Once it was complete, we spent some time holding the note, filling it with our feelings, our pain, the intention to allow all that we held onto to flow into this artefact. It was a very emotional experience for my friend.

And then we burnt it.

It was a rainy, windy day. The burning ended up being more of a singing, and then allowing the embers to turn the whole paper to ash. We did this together, constantly relighting, to the point where our fingers were sore from the lighter. It took around 10 minutes in the end, working to make it happen. I made it clear to my friend that it was good that it wasn’t easy; that it hadn’t been easy to live with, that it hadn’t been easy to get rid of it. But that, together, we could burn it away to nothing.

In the end, the paper was gone.

Next I asked my friend to take a rock from the area where the rape occurred and throw it into the (very stormy) sea. I asked them to take time in the selection, to pick the one that felt right, and to wait for the perfect wave, holding the stone, remembering what had happened on that stone, feeling the emotions that were tied to it, to the scene, the place, the memory. And then to throw it in. I asked my friend to do this alone.

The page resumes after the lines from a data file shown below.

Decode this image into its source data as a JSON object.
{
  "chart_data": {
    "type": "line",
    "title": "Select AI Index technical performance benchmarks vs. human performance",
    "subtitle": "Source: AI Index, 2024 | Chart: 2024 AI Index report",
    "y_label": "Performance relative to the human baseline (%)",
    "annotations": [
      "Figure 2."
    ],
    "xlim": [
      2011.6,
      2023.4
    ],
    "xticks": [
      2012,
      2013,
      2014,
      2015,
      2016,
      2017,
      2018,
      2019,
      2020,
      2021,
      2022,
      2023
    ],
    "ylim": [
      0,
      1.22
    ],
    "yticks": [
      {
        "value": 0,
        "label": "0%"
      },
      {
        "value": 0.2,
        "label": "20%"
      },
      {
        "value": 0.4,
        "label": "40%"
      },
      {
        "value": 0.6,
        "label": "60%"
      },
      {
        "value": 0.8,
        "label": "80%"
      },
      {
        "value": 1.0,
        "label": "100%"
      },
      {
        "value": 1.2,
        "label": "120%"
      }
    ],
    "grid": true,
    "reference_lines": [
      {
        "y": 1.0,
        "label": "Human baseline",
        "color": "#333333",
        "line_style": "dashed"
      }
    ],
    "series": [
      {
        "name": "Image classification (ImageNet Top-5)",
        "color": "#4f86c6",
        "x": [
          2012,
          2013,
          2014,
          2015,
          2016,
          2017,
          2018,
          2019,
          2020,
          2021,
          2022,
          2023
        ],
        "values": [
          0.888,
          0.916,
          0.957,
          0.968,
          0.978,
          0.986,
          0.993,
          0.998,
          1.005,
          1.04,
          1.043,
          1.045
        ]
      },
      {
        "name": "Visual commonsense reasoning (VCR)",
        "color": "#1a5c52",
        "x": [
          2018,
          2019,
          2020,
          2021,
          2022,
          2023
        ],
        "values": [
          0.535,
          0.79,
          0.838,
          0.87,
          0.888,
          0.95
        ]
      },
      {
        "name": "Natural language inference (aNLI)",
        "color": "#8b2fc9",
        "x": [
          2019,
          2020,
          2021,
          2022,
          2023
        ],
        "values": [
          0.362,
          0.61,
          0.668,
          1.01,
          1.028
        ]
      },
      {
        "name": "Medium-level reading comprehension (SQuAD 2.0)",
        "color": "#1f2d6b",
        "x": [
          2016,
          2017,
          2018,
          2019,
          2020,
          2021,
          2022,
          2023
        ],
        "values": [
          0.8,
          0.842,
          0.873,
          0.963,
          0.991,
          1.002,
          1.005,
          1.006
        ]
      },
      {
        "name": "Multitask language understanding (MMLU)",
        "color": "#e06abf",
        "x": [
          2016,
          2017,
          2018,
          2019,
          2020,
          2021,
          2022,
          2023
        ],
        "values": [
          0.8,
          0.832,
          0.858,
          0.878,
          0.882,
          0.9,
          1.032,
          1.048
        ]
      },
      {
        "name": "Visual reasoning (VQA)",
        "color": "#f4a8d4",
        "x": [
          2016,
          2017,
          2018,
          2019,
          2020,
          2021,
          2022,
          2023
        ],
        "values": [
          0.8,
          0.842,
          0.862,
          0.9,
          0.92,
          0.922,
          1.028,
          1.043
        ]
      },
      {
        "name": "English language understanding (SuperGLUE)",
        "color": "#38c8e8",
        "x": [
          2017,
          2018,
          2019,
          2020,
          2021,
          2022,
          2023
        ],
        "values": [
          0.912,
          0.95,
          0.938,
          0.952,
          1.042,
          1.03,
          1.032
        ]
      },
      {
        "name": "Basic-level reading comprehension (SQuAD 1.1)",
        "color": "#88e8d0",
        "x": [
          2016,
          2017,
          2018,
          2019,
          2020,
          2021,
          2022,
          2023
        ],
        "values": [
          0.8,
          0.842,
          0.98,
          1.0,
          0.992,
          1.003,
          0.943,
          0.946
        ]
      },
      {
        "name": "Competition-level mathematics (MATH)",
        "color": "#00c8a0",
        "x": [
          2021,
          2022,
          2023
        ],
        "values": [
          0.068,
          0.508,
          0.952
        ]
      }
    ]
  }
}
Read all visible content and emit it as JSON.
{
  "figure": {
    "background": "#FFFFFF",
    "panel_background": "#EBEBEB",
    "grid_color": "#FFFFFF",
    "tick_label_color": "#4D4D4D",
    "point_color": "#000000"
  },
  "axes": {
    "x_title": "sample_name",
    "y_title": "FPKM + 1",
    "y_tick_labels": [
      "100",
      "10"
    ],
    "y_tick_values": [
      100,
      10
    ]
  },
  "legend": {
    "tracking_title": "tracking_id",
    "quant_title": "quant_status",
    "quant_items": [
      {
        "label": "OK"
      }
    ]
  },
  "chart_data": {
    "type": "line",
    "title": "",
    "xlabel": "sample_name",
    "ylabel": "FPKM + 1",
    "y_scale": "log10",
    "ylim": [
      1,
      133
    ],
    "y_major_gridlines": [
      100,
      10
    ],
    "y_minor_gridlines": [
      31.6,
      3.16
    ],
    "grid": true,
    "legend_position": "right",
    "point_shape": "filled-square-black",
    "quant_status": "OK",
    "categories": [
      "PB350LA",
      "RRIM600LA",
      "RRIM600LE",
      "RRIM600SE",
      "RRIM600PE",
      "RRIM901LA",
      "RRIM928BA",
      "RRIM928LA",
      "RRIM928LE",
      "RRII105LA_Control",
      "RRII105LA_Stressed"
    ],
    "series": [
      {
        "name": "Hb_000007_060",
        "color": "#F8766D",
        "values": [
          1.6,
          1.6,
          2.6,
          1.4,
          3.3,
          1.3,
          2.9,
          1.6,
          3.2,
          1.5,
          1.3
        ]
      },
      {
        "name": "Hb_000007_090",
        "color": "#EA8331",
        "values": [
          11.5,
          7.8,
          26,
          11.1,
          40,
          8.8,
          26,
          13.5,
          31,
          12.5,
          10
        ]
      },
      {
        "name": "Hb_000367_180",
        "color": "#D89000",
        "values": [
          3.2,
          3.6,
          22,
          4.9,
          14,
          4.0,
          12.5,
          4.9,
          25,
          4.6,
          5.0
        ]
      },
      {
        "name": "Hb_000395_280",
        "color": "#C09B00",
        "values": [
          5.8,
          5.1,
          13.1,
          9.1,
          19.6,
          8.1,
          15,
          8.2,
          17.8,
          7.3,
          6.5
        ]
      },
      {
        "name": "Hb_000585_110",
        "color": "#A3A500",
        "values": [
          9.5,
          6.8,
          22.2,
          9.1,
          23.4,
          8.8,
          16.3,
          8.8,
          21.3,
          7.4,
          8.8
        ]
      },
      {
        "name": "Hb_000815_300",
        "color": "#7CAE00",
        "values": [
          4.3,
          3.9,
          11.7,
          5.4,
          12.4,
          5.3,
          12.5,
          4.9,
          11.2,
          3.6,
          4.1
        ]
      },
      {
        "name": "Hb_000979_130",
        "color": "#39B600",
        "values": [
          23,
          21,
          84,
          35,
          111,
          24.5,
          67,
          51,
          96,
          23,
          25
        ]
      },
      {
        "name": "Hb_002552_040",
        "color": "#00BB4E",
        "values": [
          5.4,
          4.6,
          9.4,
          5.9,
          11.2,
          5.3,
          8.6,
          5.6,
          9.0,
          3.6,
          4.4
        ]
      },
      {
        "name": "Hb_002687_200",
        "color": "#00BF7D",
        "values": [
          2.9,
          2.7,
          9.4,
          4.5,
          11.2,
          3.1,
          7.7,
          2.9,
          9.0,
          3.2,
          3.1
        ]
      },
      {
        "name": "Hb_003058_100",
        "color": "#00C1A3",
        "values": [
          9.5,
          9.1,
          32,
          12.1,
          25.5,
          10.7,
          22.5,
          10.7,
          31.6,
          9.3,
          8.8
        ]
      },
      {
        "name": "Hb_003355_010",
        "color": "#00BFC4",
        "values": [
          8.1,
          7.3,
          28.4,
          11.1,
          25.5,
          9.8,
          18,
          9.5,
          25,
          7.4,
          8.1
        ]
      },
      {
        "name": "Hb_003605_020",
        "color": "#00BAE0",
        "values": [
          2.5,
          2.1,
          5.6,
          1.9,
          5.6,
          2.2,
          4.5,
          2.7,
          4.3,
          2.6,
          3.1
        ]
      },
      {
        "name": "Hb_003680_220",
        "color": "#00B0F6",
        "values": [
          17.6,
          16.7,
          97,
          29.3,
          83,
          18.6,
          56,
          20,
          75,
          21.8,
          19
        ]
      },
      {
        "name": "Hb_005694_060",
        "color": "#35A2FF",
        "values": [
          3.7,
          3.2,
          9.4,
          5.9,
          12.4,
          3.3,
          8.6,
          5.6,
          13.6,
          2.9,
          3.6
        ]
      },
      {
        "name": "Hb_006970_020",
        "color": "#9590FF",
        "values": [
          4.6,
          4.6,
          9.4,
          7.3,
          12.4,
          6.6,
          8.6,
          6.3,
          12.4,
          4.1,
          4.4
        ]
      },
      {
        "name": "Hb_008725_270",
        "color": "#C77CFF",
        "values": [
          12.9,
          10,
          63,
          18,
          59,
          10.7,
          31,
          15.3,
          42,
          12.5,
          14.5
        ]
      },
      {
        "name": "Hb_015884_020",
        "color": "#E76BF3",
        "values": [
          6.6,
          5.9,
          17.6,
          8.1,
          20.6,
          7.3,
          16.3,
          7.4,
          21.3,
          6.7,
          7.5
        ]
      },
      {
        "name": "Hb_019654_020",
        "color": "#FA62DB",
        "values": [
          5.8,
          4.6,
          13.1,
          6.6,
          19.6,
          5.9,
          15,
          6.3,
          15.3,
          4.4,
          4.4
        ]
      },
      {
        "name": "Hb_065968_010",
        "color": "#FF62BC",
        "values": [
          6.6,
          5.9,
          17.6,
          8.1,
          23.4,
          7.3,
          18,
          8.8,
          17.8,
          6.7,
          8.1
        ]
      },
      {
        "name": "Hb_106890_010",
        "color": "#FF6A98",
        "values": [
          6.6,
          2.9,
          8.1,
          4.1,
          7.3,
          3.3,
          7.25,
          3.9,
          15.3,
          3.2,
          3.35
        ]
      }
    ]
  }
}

My friend stood with that stone in hand for minutes, alone. Waiting for the right moment, the right wave. Filling it with that dark memory, the years of turmoil. And my friend threw it in.

I have never been more proud of a person than I was in that moment.

We walked together up onto the road above the beach, and together we walked away. I suggested my friend not look back. I spoke of the fact we were leaving all that pain, all those thoughts, all those experiences behind. That we didn’t need them any more.



Now, this wasn’t a specifically Jedi ceremony, because my friend is not Jedi themselves. It was, however, Jedi in principle. We took the echoes of that night which lingered in the Force, the route my friend took to the scene. We imbued elements of the wider Force with that painful, internal energy. We bled it out onto the paper, into the stone. We demonstrated the transformative power of the Force, to show that what hurts most can still burn away and be gone. And we showed that even the stones which bore witness that terrible night can catch a wave, and leave. It was important to me that the final moment of the ceremony be conducted by my friend, alone. The symbolism was clear: that whilst my friend had my support through all this, they ended it themselves. They had the power to do this alone.

Burning a bit of paper and tossing a pebble, sure. But lent the weight of the symbolic language of the subconscious, of our intention, our experience. Lent the weight of ceremony, of importance, of significance… let’s just say my friend has been happier and more content than they have seemed in a long while, this afternoon. I’m hopeful I did some lasting good today. And I thank the Temple for equipping me to do it.